Not so surprising. I read a study several years ago that peppermint seems to boost learning. I was taking a psychology class at the time and pointed it out to the prof. He handed out peppermint candy at all exams after that.
First thing to do is learn how you learn. Search for "learning styles" in a search engine and you will find a bunch of tests that determine how you learn best. Take those and try to tailor your study practices to fit your style of learning. Also as strange as it might sound also search for the term "Learning Disability" because a lot of study skills that work for people with a LD are also excellent for those without. For the LD student they are essential for the non LD they are just good study habits and techniques but they work for both persons.
Everyone else has covered a lot of good study techniques. I'll add some points on study attitude.
Try to find questions in whatever you study. Good learning should create more questions than it answers. If you find a topic that you want to follow up more fully make a note and research the topic yourself. Don't just expect the textbook or guide to give you the answers. That's only the starting point. From there research topics you are interested in or that you seem to be struggling with more fully and a lot of what you studied previously will make much more sense.

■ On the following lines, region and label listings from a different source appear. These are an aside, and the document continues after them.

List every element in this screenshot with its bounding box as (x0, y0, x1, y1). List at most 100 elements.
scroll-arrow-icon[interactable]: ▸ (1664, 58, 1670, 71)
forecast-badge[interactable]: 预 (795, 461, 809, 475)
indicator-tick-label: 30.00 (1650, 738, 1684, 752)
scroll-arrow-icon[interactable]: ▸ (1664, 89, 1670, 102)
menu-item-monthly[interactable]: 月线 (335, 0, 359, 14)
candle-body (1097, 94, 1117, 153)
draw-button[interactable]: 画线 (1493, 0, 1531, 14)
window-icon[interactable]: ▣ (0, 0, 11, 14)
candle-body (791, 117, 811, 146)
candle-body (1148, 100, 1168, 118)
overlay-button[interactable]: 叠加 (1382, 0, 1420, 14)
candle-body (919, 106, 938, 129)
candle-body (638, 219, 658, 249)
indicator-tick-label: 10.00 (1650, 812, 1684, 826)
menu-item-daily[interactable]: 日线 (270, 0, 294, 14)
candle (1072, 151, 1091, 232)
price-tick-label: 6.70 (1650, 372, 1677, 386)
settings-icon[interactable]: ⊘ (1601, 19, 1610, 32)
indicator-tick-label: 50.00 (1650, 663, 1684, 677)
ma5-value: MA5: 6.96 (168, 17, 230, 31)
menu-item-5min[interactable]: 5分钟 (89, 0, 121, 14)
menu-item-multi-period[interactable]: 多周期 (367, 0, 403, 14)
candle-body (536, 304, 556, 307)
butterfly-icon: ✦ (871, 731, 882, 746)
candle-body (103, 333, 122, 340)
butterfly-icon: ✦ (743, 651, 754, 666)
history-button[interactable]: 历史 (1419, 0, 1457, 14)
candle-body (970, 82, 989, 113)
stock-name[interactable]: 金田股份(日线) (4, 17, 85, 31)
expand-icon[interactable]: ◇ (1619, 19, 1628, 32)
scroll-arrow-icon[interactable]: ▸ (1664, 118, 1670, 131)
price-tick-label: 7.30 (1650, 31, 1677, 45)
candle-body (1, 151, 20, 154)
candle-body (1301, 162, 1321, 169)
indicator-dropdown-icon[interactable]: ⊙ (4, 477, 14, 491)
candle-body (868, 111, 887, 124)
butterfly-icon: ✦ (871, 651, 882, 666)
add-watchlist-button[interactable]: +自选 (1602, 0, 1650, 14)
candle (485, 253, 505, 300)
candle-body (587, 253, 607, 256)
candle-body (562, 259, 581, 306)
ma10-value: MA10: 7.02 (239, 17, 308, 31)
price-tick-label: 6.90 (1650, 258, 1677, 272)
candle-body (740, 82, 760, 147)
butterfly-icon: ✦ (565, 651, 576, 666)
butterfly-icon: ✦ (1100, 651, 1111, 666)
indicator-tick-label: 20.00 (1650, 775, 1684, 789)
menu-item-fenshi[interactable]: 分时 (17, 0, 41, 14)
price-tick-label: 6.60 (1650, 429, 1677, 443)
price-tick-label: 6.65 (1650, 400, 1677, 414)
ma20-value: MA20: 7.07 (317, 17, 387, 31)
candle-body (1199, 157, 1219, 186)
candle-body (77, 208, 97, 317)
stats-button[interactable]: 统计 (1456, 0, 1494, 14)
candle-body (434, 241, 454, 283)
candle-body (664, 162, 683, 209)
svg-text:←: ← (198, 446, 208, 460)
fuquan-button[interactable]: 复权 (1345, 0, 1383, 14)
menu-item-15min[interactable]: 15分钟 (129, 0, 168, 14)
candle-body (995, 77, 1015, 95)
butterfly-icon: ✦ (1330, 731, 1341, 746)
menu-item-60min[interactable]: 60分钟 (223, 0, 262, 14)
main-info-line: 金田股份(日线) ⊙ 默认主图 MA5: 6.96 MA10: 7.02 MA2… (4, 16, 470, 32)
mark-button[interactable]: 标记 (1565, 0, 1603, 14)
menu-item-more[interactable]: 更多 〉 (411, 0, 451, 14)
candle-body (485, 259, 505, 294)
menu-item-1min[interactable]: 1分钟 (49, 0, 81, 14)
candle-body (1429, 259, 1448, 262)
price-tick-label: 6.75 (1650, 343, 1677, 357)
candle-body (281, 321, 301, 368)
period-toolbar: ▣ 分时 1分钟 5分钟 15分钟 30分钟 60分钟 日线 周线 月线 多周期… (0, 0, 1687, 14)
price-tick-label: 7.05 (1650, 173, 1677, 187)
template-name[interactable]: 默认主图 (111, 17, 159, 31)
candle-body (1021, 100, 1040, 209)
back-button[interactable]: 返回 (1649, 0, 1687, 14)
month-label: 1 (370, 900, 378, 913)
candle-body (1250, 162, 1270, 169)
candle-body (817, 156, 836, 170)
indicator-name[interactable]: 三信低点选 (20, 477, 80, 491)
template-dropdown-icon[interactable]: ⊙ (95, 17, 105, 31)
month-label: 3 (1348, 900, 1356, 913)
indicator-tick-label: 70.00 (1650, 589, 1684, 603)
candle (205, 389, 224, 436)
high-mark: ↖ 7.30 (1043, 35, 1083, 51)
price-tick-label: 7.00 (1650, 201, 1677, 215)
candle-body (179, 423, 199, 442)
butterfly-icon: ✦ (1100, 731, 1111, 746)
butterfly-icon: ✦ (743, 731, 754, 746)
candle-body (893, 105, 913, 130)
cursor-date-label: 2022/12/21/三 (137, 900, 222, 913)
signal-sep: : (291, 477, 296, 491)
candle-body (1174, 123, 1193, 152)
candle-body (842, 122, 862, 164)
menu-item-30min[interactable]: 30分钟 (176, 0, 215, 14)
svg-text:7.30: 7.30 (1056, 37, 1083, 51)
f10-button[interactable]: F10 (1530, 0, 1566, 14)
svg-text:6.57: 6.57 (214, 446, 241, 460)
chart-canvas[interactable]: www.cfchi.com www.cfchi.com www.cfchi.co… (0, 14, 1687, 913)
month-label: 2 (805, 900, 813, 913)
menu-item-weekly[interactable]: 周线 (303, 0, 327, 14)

One rule to live by. DON'T CRAM!! That might be OK for an elective class in college when you just want a passing grade but if you want to retain the material don't cram. I've never been a fan of the, "You must suffer to learn" approach. Some study skills courses recommend that you use an uncomfortable chair or study in a room that is either a little warmer or cooler than you like but in my opinion that is just one more distraction between you and the subject matter. Get comfy. No, don't take a nap but don't torture yourself either. Find a comfortable chair or take your reading to bed. Whatever works best for you. Allow yourself regular breaks but you don't have to stick to a time table. Be flexible, when you feel you have reached your saturation point take a walk or do something around the house or anything to get your mind off studying. Catch your breath and then go back to the studying. You will find your energy levels stay much higher when you give yourself a break now and then.
If you keep banging you head on something and still not getting it then take some time off or go on and study something else. Often when you let something sit for a while in your mind you can "absorb" it unconsciously and when you return to that topic you will find you understood more than you thought at first.
Try to get "fired up". It's much harder to learn and understand something when you aren't interested in it. Try to find something interesting in whatever you study. Sometimes it can be hard but make an effort and you'll retain it much better.